ФИЛОЛОГИЯ И КУЛЬТУРА. PHILOLOGY AND CULTURE. 2014. №3(37)
УДК 008:316.33/.35; 7.07
ДНЕВНИК КАК ТЕКСТ РУССКОГО СИМВОЛИЗМА
© Т.И.Ерохина
В статье рассматриваются функции дневника как документального и художественного произведения в аспекте формирования текста и контекста личности символиста. Анализируются дневниковые записи В.Брюсова, З.Гиппиус, Вяч.Иванова, М.Кузмина. Отмечаются основные способы коммуникации, избранные поэтами-символистами, которые, помимо, автокоммуникации, тяготеют к моделированию общения с будущим читателем (В.Брюсов), читателем-собеседником (З.Гиппиус), идеальным читателем (Вяч.Иванов), реальным слушателем (М.Кузмин). В зависимости от избранного способа коммуникации дневниковые записи символистов выстраиваются хронологически или тематически, воспроизводят жанровые особенности романа-исповеди или эпистолярного романа, озвучиваются в публичном выступлении. Таким образом, символистский дневник является одним из специфических способов моделирования текста и контекста личности в русском символизме.

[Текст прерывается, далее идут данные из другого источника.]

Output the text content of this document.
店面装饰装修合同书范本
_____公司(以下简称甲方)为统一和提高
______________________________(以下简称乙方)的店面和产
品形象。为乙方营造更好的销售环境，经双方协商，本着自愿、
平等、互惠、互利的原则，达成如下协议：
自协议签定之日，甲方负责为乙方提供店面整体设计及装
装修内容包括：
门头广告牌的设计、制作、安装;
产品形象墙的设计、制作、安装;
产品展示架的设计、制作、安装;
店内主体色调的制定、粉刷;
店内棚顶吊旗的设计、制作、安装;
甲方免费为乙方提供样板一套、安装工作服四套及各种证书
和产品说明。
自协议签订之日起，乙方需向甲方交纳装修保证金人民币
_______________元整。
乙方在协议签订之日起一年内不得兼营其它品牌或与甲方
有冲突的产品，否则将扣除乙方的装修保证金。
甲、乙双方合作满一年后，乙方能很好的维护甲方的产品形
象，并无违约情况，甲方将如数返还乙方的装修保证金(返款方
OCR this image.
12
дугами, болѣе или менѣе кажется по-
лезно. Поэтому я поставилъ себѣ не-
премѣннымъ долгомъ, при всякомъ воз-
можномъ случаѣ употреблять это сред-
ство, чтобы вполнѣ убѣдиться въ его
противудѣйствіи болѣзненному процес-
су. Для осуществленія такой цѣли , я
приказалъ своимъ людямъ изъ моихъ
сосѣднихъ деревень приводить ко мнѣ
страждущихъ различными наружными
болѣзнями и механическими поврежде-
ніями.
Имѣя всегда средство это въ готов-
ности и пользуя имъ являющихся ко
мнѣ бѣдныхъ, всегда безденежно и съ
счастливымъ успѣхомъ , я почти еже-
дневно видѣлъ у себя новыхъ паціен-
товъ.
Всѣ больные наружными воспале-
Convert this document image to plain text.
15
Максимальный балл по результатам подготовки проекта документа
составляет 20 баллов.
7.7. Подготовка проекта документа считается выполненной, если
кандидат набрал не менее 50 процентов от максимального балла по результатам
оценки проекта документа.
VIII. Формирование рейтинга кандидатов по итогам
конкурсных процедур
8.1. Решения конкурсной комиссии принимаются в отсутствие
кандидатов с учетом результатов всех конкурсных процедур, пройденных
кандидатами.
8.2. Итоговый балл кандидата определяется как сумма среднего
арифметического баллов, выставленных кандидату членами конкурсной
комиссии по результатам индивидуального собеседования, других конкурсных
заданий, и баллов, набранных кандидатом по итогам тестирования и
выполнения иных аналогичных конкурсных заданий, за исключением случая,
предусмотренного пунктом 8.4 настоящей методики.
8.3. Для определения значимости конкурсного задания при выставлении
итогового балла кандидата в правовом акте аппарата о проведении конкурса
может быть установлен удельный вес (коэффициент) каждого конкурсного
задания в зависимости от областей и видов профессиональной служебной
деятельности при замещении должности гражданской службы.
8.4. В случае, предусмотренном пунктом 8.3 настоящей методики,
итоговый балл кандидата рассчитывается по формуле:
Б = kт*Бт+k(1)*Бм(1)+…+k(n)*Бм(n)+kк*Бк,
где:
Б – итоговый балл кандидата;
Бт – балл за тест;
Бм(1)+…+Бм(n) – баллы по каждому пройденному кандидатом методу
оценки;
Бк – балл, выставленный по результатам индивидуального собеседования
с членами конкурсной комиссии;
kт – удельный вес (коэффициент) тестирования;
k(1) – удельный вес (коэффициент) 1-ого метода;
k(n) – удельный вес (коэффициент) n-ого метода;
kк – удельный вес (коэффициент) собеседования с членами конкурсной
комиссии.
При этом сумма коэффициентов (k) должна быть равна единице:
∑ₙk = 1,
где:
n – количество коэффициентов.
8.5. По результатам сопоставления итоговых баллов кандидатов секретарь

Ключевые слова: текст личности, контекст, дневник, русский символизм, коммуникация, автокоммуникация.
В русской культуре конца XIX - начала ХХ века существенно меняется отношение символистов к самому факту и принципам ведения дневников. Н.Богомолов обращает внимание на то, что для русских символистов характерна установка на ведение дневников, благодаря чему современные исследователи располагают обширными дневниковыми записями В.Брюсова, З.Гиппиус, А.Блока, М.Кузмина, А.Белого, Вяч.Иванова. Дневники этих писателей различаются периодичностью ведения записей, принципами построения, степенью подробности изложения материла, тем не менее - факт пристрастия к дневниковым жанрам, которые начинают влиять и на художественные произведения, очевиден.
Вопрос о художественной и документальной составляющей дневников на сегодняшний день -вопрос открытый и по-разному оцениваемый в исследовательской литературе. Мы опираемся на предложенный Ю.Лотманом подход к разграничению художественных и нехудожественных текстов на основе адресации: «Одним из рабочих признаков художественного текста можно считать расхождение между формальным и реальным адресатами» [1: 174]. Нехудожественный текст ориентирован на конкретного (одного) адресата, поэтому в определенных ситуациях к нехудожественным текстам относятся письма и дневники. Соответственно художественные тексты имеют иного адресата - любой читатель. В этом случае, та же эпистолярная или дневниковая проза, будучи опубликованной, становится достоянием широкой аудитории и трансформируется в художественный текст (специфика функционирования эпистолярного жанра в твор-
честве русских символистов была рассмотрена ранее [2]).
В задачи данной статьи не входит осмысление роли дневников в литературном процессе, тем более что вопрос о специфике дневникового жанра в культуре был осмыслен в работах Ю.Тынянова, А.Лаврова, Н.Богомолова, Ю.Лот-мана. Мы акцентируем внимание на функции дневника как документального и художественного произведения в аспекте формирования текста и контекста личности символиста.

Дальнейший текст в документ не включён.